Ogan-Città Sant’Angelo vale l’A2 di pallamano

6 Giugno 2021

CHIETI. Tutto in una partita. Già animato in questi giorni dalle Finals giovanili che la Federazione nazionale ha portato tra Chieti, Pescara, Montesilvano e Città Sant’Angelo, l’Abruzzo della...
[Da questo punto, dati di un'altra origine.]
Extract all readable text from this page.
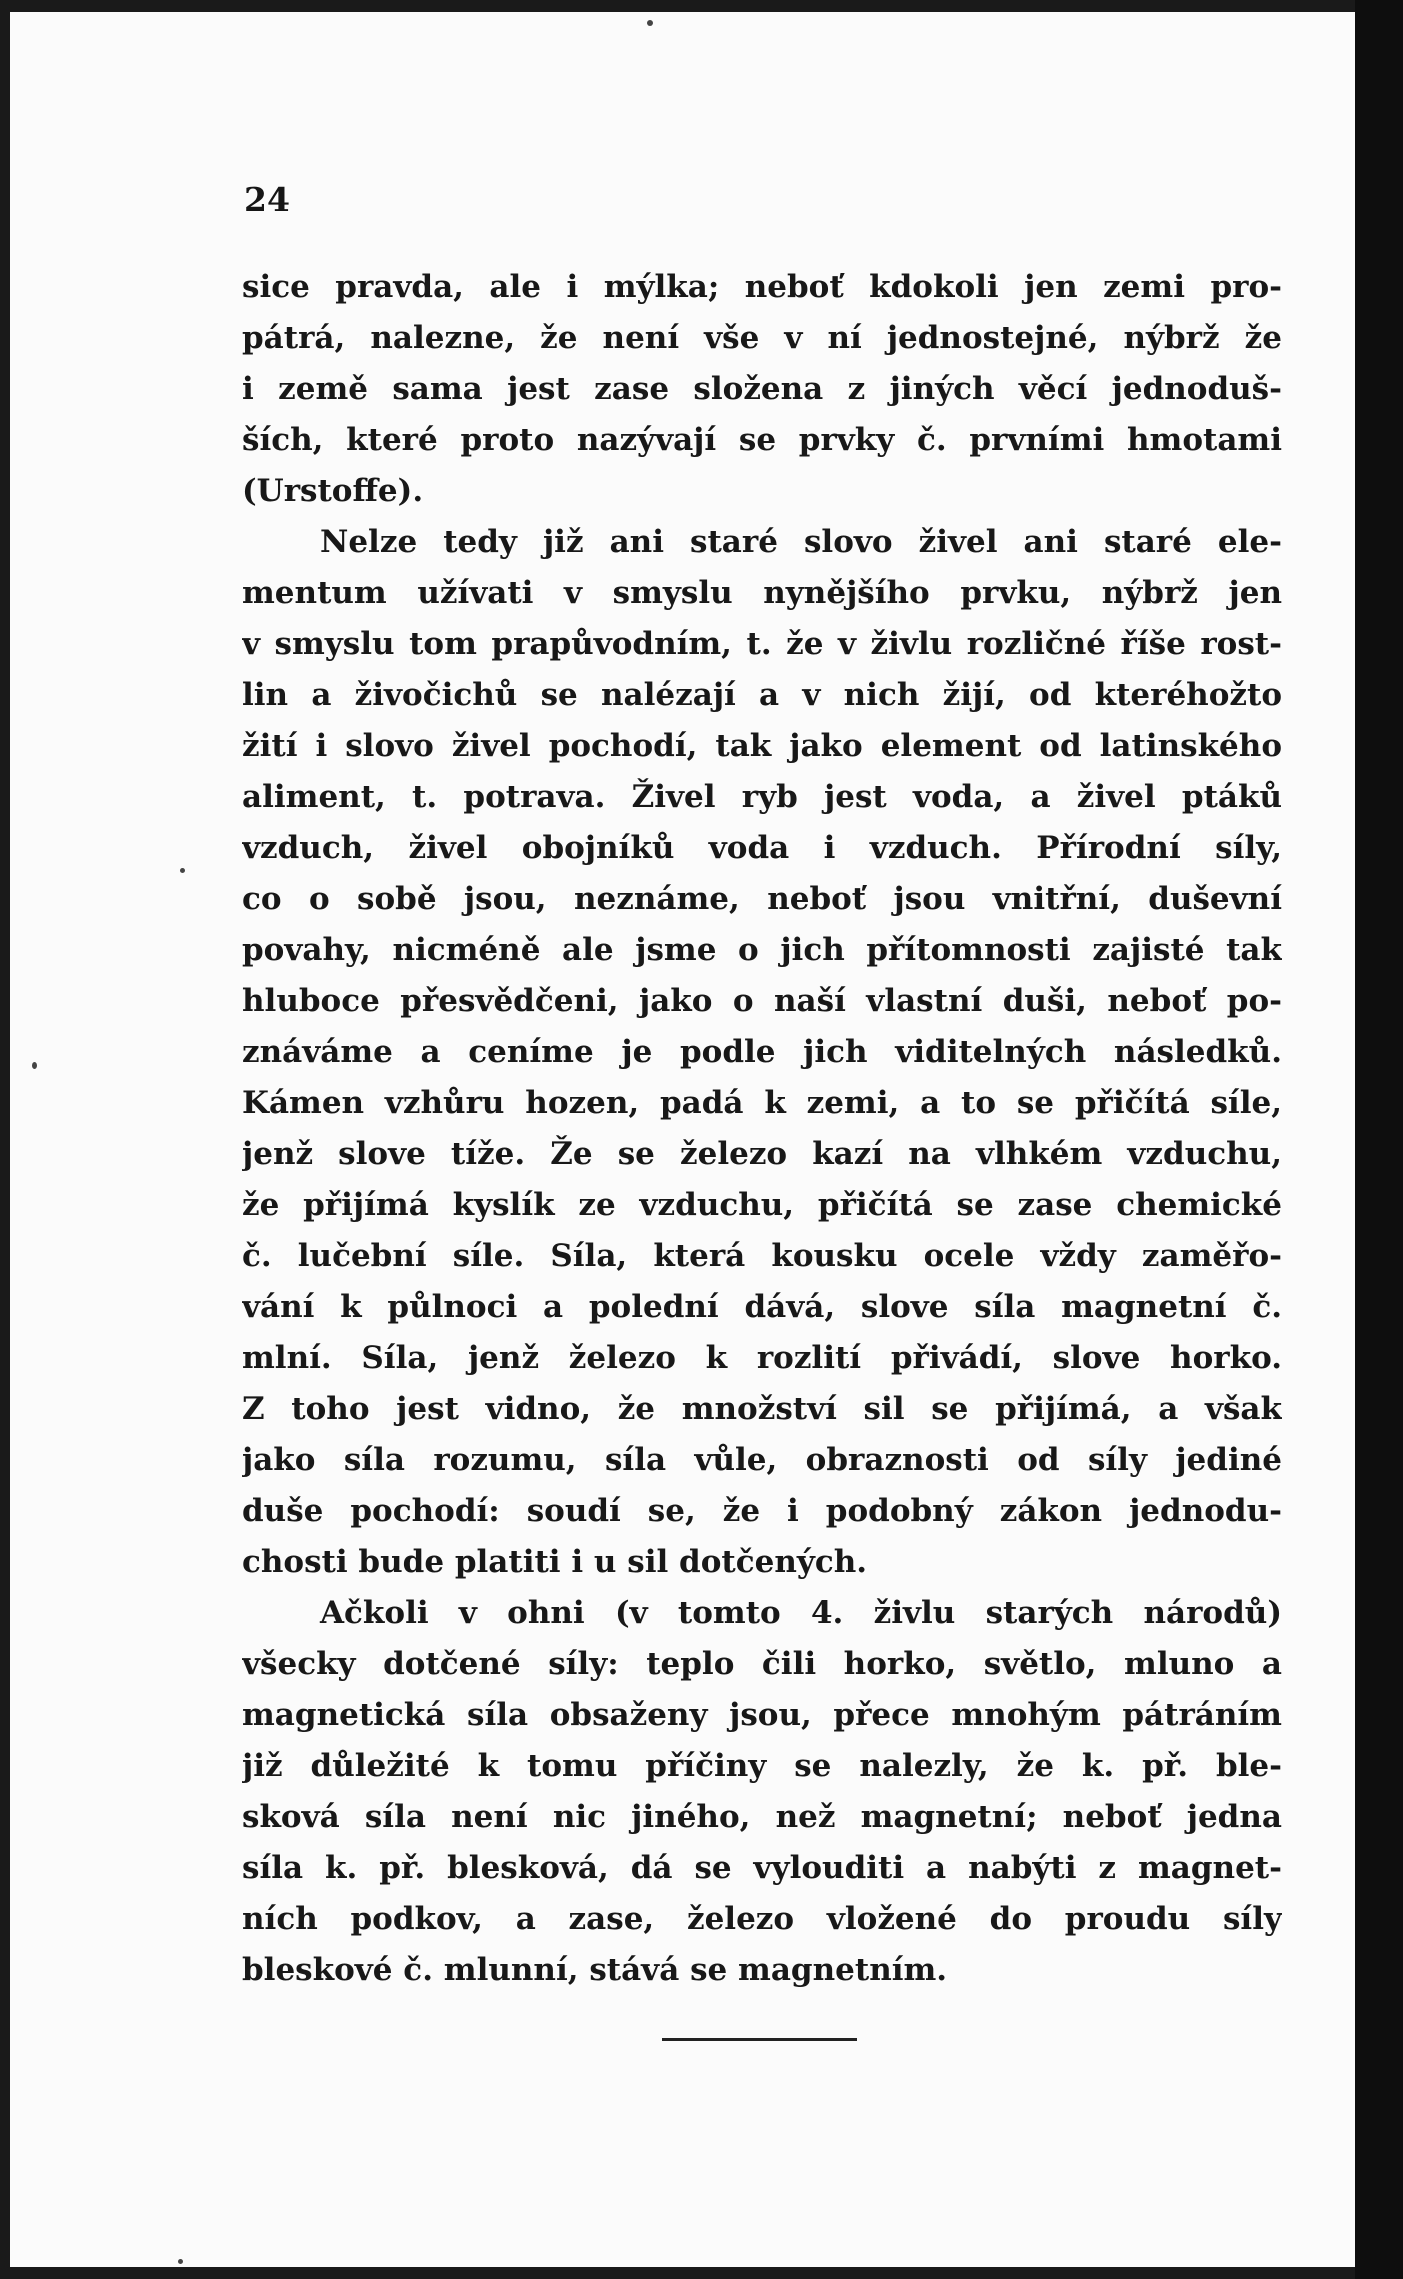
24

sice pravda, ale i mýlka; neboť kdokoli jen zemi pro-
pátrá, nalezne, že není vše v ní jednostejné, nýbrž že
i země sama jest zase složena z jiných věcí jednoduš-
ších, které proto nazývají se prvky č. prvními hmotami
(Urstoffe).
Nelze tedy již ani staré slovo živel ani staré ele-
mentum užívati v smyslu nynějšího prvku, nýbrž jen
v smyslu tom prapůvodním, t. že v živlu rozličné říše rost-
lin a živočichů se nalézají a v nich žijí, od kteréhožto
žití i slovo živel pochodí, tak jako element od latinského
aliment, t. potrava. Živel ryb jest voda, a živel ptáků
vzduch, živel obojníků voda i vzduch. Přírodní síly,
co o sobě jsou, neznáme, neboť jsou vnitřní, duševní
povahy, nicméně ale jsme o jich přítomnosti zajisté tak
hluboce přesvědčeni, jako o naší vlastní duši, neboť po-
znáváme a ceníme je podle jich viditelných následků.
Kámen vzhůru hozen, padá k zemi, a to se přičítá síle,
jenž slove tíže. Že se železo kazí na vlhkém vzduchu,
že přijímá kyslík ze vzduchu, přičítá se zase chemické
č. lučební síle. Síla, která kousku ocele vždy zaměřo-
vání k půlnoci a polední dává, slove síla magnetní č.
mlní. Síla, jenž železo k rozlití přivádí, slove horko.
Z toho jest vidno, že množství sil se přijímá, a však
jako síla rozumu, síla vůle, obraznosti od síly jediné
duše pochodí: soudí se, že i podobný zákon jednodu-
chosti bude platiti i u sil dotčených.
Ačkoli v ohni (v tomto 4. živlu starých národů)
všecky dotčené síly: teplo čili horko, světlo, mluno a
magnetická síla obsaženy jsou, přece mnohým pátráním
již důležité k tomu příčiny se nalezly, že k. př. ble-
sková síla není nic jiného, než magnetní; neboť jedna
síla k. př. blesková, dá se vylouditi a nabýti z magnet-
ních podkov, a zase, železo vložené do proudu síly
bleskové č. mlunní, stává se magnetním.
CHIETI. Tutto in una partita. Già animato in questi giorni dalle Finals giovanili che la Federazione nazionale ha portato tra Chieti, Pescara, Montesilvano e Città Sant’Angelo, l’Abruzzo della pallamano stasera concentrerà tutte le sue attenzioni sul derby tra Ogan Pescara e Città Sant’Angelo, finale del campionato di serie B. Dalle ore 20 (diretta sulla pagina Facebook di Rete8 Sport), sempre sul campo del Pala Santa Filomena, nuovo centro tecnico Figh, biancazzurri e orange si sfideranno per la gara che assegnerà l’unica promozione in palio in A2, là dove un’altra corregionale, la Lions Teramo, quest’anno si è guadagnata il quarto posto. I play off hanno premiato l’andamento del girone A, quello abruzzese: Pescara e Città Sant’Angelo, infatti, hanno eliminato le marchigiane Monteprandone e Cingoli in semifinale. Senza problemi gli adriatici, che hanno chiuso la serie in due partite, mentre tribolando fino alla fine, fino ai rigori in gara-3, gli angolani.
Motivi di interesse per la partita? Tanti. Dagli ex - Pieragostino, Rigante, Facchini hanno vestito in passato la maglia del Città Sant’Angelo - ai precedenti in stagione, tutti favorevoli alla Ogan, passando per il curioso duello in famiglia tra i fratelli Marco e Francesco Ciarrocchi, per 60’ uno contro l’altro. Pescara arriva alla finale da imbattuta, con 10 vittorie in altrettante gare, mentre Città Sant’Angelo ha ottenuto sei successi.
Mastrangelo, tecnico di Pescara, tiene alta la concentrazione: «Non vediamo l’ora di giocare». Gli fa eco D’Elia dalla panchina di Città Sant’Angelo: «Non abbiamo nulla da perdere: sogniamo anche noi la A2».